Hourly manufacturing wages in the U.S. will rise 12 percent to $42.82 by 2019, according to the EIU. While Indonesia's wages are forecast to increase at a much faster pace -- gaining 48 percent -- they would still only be 74 cents an hour in five years. That's way lower than China’s $4.79, Vietnam's $3.16 and the Philippines's $3.15.
Indonesia is trying to establish its manufacturing credentials in an increasingly competitive neighborhood, with countries including Vietnam and the Philippines also fighting to woo investors looking for alternatives to a pricier China.
Indonesia’s government has faced pressure to raise wages. Thousands of workers protested in Jakarta in December as part of a nationwide strike for higher pay after President Joko Widodo raised fuel prices.
The one factor in manufacturers' favor: the young populations in Indonesia, the Philippines and Vietnam may help keep a lid on wage growth.
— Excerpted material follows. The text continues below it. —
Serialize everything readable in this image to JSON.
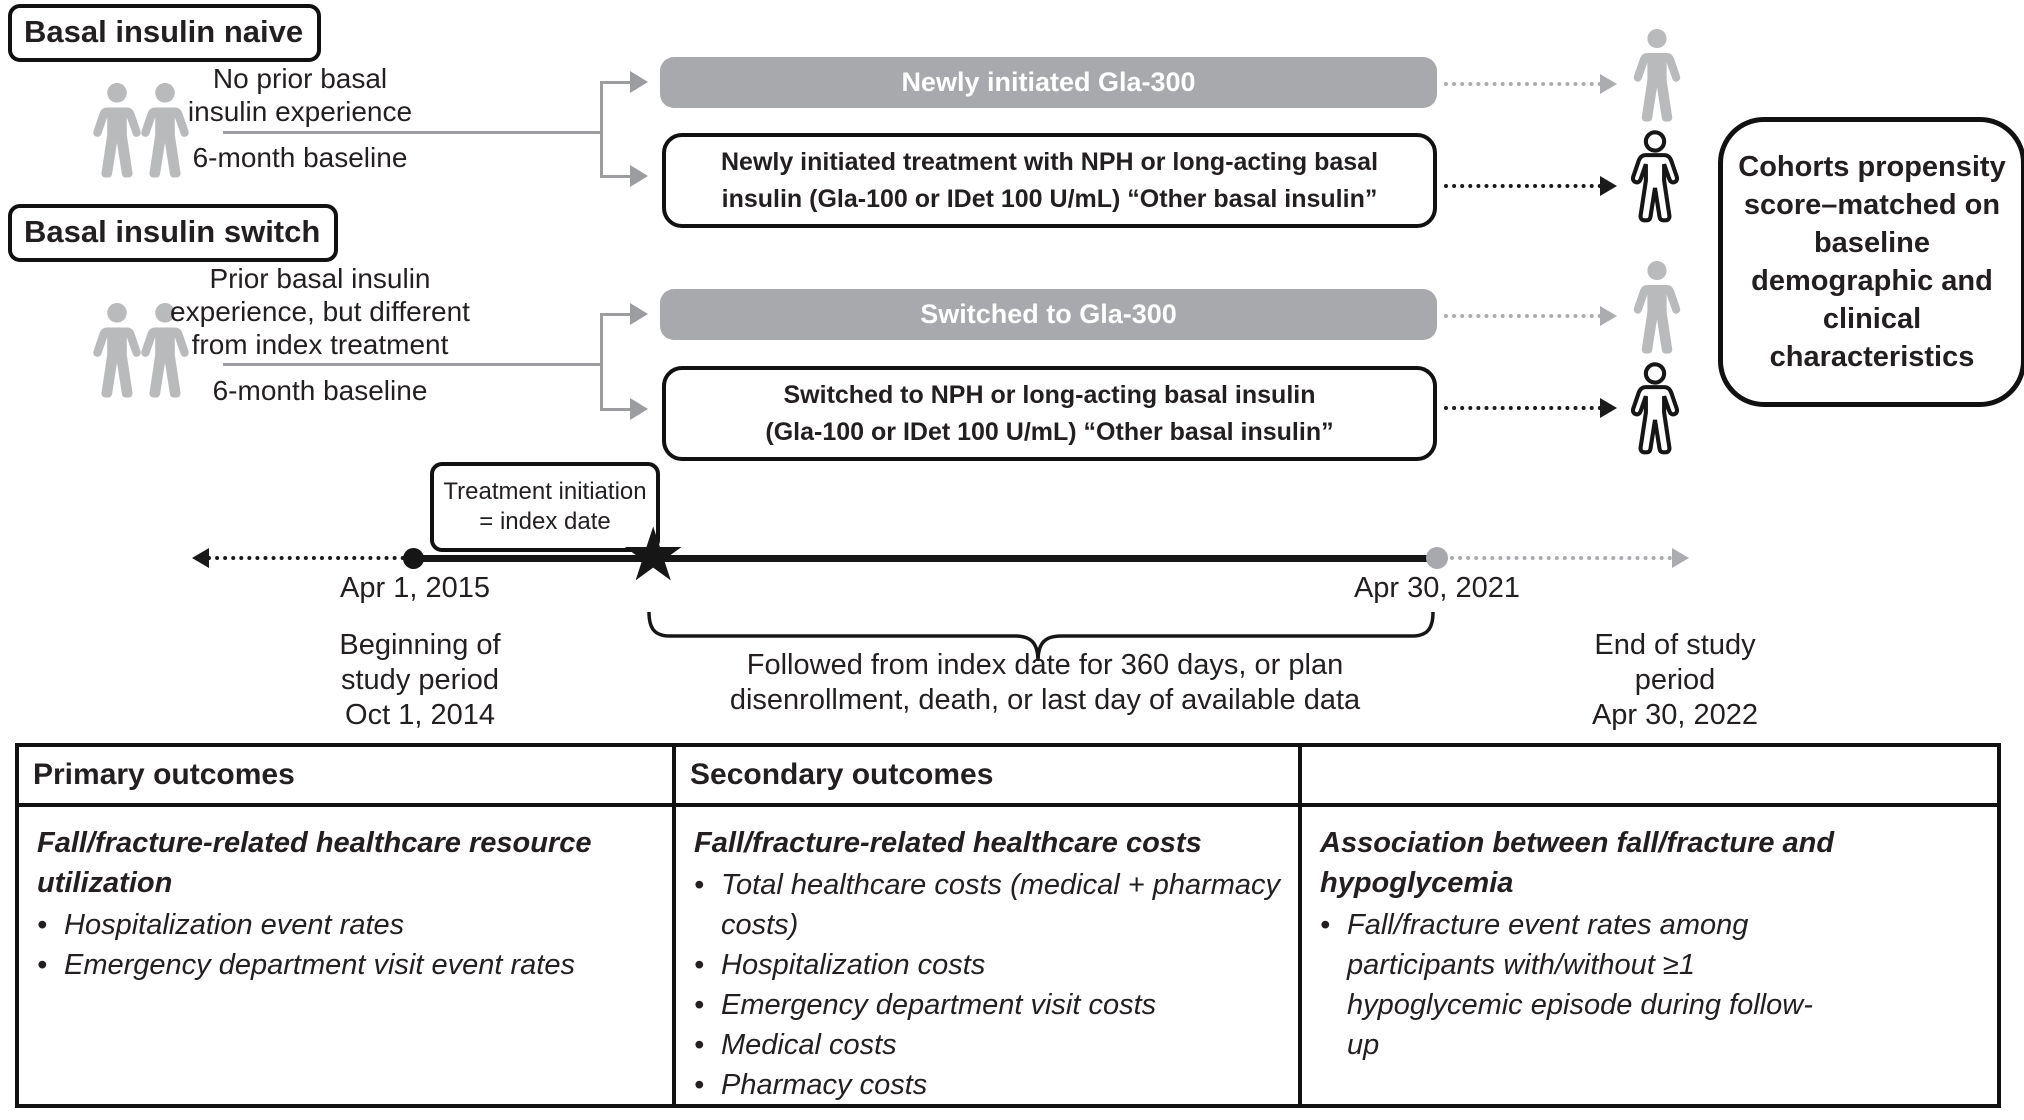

“Manufacturing labor costs are already higher in China than in India, Indonesia and Vietnam -— countries often cited as well-placed to benefit from rising Chinese prices,” the EIU said in a report. “This disparity will widen further in the coming years, as wage growth in these countries is kept down by strong expansion in labor supply.”
That’s good news for Indonesia, if it can keep its workers happy.